Baseball does that to a person. It recalls so many of our memories because it’s our link to the past. These memories and their origins all have a setting. As a matter of fact, they have 30 settings, and not one of them is exactly like the other. Not anymore, at least. I’ve always been fascinated with baseball’s stadiums and ballparks. The design. The smell of the freshly cut and watered Bermuda grass mixed with peanut shell dust and a smoky grill. They all come at you full force once you make your way through the gates and into the concourses.

The first stadium I ever visited was Angel Stadium of Anaheim, or “The Big A” as it is better known, and not even that stadium is the same anymore. Dodger Stadium is my second baseball home and was where I took my (then) two-year-old daughter to see her first game: Dodgers versus Yankees, July 30, 2013. Pettitte vs. Greinke. That shouldn’t come as a surprise to anyone who knows me. I hadn’t even been married a year in 2008 when I told my wife, “Honey, Yankee Stadium is closing this year.” The wonderful wife that she is, she merely responded, “Then I guess we’d better go.” She could see in my eyes how much I wanted to see that stadium before it became a thing of the past. She knew that I would regret it the rest of my life if I didn’t attend “the house that Ruth built,” mainly because she understands my love for the game, and after taking a morning tour of Yankee Stadium, she, too, understood the mystique and importance of that cathedral. One of my favorite quotes from my wife is one she uses whenever somebody expresses to me their hatred for the Yankees. She merely replies, “How can you hate the Yankees? That’s like saying you hate apple pie.”

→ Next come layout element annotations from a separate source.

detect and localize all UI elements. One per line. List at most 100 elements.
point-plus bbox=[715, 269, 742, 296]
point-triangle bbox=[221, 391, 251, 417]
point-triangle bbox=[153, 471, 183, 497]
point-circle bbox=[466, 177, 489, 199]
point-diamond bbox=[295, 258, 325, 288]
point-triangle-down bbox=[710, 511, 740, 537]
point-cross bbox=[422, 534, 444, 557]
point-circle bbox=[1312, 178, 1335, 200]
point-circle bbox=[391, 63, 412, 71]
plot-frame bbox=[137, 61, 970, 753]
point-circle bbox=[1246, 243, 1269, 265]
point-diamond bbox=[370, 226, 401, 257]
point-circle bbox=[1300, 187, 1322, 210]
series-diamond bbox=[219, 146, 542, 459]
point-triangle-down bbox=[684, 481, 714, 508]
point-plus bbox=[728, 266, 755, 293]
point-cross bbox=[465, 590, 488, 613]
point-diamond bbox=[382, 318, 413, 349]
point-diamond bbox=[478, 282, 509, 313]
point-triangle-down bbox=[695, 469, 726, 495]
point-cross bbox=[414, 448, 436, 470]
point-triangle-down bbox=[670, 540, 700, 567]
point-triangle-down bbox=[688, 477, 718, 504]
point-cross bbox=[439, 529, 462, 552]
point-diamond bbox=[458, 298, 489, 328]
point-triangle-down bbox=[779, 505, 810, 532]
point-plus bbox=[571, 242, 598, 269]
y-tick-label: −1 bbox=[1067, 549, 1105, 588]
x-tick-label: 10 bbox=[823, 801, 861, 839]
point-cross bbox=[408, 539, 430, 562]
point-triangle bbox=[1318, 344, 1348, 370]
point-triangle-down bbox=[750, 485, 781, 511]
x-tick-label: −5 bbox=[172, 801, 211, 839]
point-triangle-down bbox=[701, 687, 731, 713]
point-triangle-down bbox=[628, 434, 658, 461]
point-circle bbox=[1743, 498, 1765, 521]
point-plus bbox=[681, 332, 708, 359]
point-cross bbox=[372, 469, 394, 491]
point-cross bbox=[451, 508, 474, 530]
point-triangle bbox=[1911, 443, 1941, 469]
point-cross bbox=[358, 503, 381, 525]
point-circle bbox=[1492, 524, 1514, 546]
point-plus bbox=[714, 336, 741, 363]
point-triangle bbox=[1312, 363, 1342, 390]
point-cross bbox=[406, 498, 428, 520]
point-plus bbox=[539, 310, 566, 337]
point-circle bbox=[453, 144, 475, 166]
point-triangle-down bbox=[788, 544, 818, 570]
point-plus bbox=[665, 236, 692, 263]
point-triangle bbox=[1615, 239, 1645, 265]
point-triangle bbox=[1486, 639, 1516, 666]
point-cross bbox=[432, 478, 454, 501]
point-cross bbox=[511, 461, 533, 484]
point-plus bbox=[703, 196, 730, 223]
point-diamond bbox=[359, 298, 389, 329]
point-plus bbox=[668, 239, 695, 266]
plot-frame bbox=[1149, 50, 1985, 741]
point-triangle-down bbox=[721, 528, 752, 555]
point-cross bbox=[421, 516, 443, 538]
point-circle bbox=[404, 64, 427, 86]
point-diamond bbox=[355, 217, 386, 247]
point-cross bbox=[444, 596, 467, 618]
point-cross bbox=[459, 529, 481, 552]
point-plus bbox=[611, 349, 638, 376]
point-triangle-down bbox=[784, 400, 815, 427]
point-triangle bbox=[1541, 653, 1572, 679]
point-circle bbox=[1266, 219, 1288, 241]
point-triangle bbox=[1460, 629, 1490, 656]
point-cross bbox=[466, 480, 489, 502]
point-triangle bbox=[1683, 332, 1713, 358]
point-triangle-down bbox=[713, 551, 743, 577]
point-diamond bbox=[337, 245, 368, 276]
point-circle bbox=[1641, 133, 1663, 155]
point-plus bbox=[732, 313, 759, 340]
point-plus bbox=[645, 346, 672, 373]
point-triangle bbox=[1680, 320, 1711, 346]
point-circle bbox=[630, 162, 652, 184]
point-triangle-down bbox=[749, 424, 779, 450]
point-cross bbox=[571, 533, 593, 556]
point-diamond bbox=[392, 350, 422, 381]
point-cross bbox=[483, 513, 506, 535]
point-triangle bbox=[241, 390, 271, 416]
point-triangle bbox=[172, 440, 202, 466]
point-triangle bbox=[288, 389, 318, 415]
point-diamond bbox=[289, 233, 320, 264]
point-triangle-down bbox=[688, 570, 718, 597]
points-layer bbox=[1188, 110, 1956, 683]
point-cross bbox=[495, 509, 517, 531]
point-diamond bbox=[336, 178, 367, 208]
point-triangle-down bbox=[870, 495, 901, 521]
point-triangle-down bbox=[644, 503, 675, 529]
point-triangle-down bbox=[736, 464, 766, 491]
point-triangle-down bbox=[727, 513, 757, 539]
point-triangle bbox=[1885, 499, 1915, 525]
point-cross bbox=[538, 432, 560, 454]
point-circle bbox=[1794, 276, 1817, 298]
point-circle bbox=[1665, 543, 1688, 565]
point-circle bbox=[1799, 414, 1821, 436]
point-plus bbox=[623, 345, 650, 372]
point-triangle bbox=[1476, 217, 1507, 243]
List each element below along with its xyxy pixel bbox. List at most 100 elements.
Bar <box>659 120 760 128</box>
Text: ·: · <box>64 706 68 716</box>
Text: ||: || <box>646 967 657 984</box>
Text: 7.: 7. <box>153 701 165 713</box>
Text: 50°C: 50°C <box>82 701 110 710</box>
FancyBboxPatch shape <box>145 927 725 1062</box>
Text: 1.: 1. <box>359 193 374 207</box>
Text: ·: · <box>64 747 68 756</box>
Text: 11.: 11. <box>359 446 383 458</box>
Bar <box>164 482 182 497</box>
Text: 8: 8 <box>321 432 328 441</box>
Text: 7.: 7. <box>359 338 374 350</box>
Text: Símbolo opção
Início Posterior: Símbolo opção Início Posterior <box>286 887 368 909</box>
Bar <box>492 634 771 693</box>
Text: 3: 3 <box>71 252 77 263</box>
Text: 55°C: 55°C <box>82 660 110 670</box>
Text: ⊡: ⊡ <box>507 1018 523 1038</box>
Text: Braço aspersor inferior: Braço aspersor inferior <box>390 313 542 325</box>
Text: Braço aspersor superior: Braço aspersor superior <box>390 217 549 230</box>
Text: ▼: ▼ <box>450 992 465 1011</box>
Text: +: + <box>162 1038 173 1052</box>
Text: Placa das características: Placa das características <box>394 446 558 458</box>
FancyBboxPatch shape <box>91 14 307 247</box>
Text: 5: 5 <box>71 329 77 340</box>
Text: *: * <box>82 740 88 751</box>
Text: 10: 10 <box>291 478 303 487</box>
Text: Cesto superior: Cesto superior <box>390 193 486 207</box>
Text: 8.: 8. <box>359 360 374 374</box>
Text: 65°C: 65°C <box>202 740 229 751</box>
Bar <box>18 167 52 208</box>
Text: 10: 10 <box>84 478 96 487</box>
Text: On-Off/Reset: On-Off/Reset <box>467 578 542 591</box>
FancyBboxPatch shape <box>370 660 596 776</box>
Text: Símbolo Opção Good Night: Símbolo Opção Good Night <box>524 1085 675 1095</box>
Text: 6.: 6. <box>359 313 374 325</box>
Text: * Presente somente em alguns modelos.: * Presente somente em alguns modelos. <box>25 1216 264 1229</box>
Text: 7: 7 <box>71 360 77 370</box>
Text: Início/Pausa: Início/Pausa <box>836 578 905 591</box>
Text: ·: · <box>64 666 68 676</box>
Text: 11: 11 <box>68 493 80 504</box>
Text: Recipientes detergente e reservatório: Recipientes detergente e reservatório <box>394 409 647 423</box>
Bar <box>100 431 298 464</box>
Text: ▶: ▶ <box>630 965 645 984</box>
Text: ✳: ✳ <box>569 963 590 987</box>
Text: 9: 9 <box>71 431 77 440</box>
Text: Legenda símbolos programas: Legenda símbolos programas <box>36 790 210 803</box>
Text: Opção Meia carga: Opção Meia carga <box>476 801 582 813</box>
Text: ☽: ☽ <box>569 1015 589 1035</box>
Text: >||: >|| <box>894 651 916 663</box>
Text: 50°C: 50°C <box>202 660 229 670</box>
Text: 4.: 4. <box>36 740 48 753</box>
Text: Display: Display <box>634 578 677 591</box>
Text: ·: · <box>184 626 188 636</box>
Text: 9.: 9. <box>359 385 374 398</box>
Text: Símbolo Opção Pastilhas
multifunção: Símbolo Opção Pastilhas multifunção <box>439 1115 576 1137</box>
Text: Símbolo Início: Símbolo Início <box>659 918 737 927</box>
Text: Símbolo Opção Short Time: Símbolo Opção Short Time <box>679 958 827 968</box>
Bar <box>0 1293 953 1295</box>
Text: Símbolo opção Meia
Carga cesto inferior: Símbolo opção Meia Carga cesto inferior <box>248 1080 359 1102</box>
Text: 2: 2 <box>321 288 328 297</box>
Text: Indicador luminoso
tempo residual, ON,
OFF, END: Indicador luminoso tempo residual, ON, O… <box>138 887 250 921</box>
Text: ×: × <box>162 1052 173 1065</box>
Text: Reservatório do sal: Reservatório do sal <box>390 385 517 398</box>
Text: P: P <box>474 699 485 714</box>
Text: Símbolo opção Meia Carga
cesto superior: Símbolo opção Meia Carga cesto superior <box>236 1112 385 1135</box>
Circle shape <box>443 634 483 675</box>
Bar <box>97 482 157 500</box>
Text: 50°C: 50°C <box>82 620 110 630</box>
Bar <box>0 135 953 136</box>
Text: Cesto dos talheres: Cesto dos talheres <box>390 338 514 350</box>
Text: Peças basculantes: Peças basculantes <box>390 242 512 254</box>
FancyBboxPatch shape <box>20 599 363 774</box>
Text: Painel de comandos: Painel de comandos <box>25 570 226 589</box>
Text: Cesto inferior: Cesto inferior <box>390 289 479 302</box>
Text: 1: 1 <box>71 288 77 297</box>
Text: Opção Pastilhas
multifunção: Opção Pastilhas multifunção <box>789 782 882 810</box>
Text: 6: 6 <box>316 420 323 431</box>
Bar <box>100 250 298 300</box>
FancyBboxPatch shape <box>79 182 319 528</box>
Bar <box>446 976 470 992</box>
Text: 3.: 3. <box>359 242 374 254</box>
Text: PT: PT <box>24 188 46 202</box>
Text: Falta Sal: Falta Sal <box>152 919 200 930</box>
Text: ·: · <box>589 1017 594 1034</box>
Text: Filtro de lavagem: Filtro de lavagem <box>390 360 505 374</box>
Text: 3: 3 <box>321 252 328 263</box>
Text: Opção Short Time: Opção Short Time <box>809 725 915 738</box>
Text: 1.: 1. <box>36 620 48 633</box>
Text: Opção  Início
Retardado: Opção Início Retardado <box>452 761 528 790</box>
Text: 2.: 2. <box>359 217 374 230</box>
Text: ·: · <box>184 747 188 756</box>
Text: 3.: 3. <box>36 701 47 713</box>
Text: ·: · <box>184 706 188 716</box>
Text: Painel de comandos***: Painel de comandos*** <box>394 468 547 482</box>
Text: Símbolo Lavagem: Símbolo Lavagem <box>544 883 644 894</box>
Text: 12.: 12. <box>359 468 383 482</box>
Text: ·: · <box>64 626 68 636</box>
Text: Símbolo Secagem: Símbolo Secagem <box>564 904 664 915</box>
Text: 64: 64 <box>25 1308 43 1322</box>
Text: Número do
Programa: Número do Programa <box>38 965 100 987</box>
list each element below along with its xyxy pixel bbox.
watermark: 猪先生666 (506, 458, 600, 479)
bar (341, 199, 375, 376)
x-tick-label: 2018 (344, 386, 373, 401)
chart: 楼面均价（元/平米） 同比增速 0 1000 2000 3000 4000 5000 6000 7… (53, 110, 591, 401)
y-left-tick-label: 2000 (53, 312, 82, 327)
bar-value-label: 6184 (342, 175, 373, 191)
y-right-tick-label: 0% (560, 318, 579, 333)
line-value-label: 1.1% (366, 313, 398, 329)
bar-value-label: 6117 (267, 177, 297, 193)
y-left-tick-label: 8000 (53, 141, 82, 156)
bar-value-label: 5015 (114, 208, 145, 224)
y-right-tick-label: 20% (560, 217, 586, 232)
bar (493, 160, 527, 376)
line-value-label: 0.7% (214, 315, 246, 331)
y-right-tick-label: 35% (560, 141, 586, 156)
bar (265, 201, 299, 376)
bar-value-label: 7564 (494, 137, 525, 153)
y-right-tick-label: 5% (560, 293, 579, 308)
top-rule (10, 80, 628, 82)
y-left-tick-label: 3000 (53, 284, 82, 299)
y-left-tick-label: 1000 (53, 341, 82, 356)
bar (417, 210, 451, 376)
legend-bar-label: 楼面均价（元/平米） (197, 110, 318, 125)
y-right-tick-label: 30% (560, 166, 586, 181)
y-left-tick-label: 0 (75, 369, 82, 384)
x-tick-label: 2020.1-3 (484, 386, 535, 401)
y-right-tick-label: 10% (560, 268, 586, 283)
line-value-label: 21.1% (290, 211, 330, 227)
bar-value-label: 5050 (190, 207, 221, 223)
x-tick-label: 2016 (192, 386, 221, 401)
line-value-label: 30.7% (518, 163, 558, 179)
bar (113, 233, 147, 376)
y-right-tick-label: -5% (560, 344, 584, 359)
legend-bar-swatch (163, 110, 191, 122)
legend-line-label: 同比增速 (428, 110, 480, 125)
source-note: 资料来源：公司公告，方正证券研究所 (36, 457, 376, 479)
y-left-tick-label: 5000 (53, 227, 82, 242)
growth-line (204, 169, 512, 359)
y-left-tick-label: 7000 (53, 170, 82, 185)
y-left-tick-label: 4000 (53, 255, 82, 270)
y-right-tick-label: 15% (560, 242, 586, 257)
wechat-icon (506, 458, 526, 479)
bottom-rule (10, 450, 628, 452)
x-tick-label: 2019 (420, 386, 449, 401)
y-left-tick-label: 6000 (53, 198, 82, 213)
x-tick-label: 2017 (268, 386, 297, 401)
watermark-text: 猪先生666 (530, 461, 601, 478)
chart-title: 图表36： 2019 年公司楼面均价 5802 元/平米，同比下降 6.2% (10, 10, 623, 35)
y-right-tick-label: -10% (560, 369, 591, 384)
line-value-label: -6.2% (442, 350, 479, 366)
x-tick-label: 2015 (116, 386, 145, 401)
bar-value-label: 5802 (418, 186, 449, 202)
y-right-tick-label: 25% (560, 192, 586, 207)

Yankee Stadium, Dodger Stadium, and Angel Stadium aren’t the only parks I’ve had the privilege of visiting over my 30 plus years as a baseball fan. Others are Safeco Field, Petco Park, Chase Field, Tropicana Field, Coors Field, and perhaps my favorite, Globe Life Park in Arlington. Upon visiting these several baseball settings, I realized how much of an identity each park has. There is no uniformity of dimension in baseball. It’s not like basketball, football, or hockey. No ballpark is the same on the field or in the seats. Hoping to visit all 30 ballparks, I thought to myself, “What if I were to write a book on the uniqueness of every stadium in baseball? How do they play differently? What are their quirks? What makes one different from the other 29?” Then I had the thought: “What if I were to get these answers from the broadcasters themselves? They outlast the players, managers, the general managers, team presidents, team owners, and, in the case of Vin Scully, the city itself. Why not get their perspective? After all, they broadcast in that booth 81 times a year for decades on end, so why not ask them?”

The following accounts are from 33 broadcasters whose accumulated experience in the booth is well over eight centuries. They have broadcast in both today’s ballparks and yesterday’s stadiums and have done so alongside those who have passed on, but whose voices still linger years later. Voices like Ernie Harwell, Mel Allen, Red Barber, Bob Murphy, and Jack Buck. The stories go back as far as a young Vin Scully growing up in the bleachers of the Polo Grounds in Manhattan, and as far forward as Rex “Hud” Hudler reflecting upon the Kansas City Royals’ magical 2014 American League pennant-winning season. Made up mostly of what John Sterling himself would call “senior members of the firm,” these storytellers live up to their name for the ballparks, teams, and cities they represent.